Un’idea di come si stiano muovendo i produttori di infrastruttura propriamente It per ridurre il caro bolletta ce la danno Hp e Ibm. La prima, che sta lavorando da tempo tramite gli Hp Labs, sostiene di potere offrire tecnologia per il raffreddamento che abilita un miglioramento prestazionale fra il 25 e il 30%. E, se vale l’assioma sostenuto da Hp, per il quale per ogni dollaro investito in It se ne spende un altro in energia, si libererebbe il 15% del budget. In pratica, Hp porterà le istanze di controllo del consumo energetico e di raffreddamento all’attenzione di Hp OpenView. Concorreranno anche i nuovi ventilatori Active Cool, che debutteranno a breve nei blade.
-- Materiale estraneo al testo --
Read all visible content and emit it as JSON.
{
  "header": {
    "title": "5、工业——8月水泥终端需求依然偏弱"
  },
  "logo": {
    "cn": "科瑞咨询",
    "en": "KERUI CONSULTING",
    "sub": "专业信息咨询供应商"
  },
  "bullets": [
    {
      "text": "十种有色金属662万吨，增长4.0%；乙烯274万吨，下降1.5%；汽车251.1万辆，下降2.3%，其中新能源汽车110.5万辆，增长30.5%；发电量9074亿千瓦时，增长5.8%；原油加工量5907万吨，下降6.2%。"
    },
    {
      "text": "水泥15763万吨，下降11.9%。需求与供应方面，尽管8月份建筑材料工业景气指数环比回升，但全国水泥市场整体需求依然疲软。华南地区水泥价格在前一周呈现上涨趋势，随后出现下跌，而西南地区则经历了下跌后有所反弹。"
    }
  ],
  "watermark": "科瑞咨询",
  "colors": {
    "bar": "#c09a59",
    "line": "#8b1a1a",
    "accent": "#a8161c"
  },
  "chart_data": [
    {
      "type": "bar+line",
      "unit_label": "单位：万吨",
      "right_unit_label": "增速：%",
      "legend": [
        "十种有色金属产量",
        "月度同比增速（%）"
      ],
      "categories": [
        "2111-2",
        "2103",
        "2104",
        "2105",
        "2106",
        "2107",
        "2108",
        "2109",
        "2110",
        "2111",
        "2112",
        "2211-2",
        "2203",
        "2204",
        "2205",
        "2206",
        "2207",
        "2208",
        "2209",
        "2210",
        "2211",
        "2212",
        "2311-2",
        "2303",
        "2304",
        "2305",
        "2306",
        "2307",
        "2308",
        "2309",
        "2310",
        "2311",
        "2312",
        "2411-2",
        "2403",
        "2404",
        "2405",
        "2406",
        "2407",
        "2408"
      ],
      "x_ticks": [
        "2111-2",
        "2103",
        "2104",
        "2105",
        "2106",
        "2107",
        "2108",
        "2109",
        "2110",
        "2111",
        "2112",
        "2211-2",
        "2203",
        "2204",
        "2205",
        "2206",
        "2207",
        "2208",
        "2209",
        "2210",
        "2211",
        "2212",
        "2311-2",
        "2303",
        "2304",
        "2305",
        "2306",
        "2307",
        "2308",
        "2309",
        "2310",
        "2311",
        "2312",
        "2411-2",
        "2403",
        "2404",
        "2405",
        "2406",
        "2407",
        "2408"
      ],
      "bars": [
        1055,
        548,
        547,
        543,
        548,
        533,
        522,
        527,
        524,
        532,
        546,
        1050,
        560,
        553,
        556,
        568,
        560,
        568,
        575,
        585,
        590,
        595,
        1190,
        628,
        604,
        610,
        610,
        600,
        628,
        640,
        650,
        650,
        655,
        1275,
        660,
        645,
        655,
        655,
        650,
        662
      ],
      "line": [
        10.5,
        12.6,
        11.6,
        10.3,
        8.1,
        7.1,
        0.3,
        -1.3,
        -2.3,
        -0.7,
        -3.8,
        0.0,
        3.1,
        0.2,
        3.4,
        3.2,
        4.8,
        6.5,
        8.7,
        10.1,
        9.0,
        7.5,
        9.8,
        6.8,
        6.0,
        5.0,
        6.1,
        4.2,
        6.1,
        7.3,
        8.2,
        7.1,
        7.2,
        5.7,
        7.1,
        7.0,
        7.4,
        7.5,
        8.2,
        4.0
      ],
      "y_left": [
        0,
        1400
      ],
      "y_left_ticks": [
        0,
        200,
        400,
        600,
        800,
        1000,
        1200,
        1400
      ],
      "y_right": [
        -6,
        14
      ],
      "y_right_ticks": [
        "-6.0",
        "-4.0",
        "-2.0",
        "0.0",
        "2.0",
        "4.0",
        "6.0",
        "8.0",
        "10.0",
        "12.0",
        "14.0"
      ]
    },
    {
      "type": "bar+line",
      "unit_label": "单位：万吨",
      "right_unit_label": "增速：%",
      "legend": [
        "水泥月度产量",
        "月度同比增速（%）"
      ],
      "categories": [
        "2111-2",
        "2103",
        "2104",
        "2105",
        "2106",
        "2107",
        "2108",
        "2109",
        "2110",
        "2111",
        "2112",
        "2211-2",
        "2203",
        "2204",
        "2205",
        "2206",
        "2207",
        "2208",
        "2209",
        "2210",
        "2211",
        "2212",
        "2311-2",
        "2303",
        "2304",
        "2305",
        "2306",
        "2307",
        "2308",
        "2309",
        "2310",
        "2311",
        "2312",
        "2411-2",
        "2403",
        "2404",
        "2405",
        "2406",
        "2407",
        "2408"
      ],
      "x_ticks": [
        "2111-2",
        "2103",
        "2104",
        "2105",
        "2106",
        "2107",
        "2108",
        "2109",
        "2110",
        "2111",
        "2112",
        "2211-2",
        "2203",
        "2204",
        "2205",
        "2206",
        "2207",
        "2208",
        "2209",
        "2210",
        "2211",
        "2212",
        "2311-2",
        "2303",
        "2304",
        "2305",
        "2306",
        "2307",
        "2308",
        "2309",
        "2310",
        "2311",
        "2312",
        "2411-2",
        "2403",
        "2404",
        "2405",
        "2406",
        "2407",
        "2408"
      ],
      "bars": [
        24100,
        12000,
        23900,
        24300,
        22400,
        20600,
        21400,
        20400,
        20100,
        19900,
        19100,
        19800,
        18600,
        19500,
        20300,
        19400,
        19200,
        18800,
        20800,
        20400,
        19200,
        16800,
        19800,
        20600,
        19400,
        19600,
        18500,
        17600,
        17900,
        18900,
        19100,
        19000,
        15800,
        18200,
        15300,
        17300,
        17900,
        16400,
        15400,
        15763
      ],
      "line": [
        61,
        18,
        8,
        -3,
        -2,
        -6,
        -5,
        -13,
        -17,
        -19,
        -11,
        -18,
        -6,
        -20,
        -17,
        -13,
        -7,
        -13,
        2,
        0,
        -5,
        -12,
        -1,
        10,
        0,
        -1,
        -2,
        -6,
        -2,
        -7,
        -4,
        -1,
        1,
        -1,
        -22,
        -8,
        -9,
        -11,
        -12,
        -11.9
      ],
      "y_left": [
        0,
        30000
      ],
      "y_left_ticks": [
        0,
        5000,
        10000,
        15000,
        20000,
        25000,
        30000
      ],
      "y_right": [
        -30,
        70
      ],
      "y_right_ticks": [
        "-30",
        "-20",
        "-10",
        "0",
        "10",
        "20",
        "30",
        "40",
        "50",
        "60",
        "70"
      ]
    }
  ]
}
Anche Ibm è sensibile all’argomento. «Limitare il consumo energetico produrrebbe benefici sia sulle tasche degli utenti It che sull’ambiente – ha esordito Fabrizio Renzi, Systems and Technology Group Italia technical director -. Se si sostituissero tutti i mainframe installati con il modello successivo, si genererebbe nella sola Italia un risparmio di 428 tonnellate equivalenti di petrolio. Questo perché le nuove generazioni di macchine portano migliorie sul fronte del consumo». E il mainframe, sostiene Ibm, è la macchina che consuma meno in assoluto perché offre il massimo consolidamento fisico. Ma il vendor lavora anche sulle piattaforme Intel e sul midrange. Per le prime, sostiene di offrire sistemi blade che consumano il 53% in meno rispetto ai server della concorrenza, grazie al packaging realizzato attorno alle piattaforme low power. Sul midrange cita il miglioramento del 20% di prestazioni erogate a parità di potenza, nel passaggio tra la generazione di chip Power4 e Power5. «Un’altra area dove stiamo operando è quella dei supercomputer – ha aggiunto il manager -. Una macchina come Blue Gene utilizza 2 megawatt di potenza, mentre se fosse stata realizzata con una tecnologia precedente avrebbe consumato 100 volte di più». Non si sceglie una piattaforma solo in base al consumo energetico, osserva Ibm, ma a parità di fascia di macchine, allora il fattore balza in primo piano. La ricerca di Big Blue sta ottimizzando anche il raffreddamento dei sistemi. «Si sta valutando con molta attenzione il raffreddamento ad acqua – ha raccontato Renzi -. Questa tecnica, utilizzata storicamente sui mainframe e poi abbandonata, sta tornando in auge». Nell’ultima generazioni dei processori per mainframe, non a caso, esiste un circuito interno con liquido refrigerante.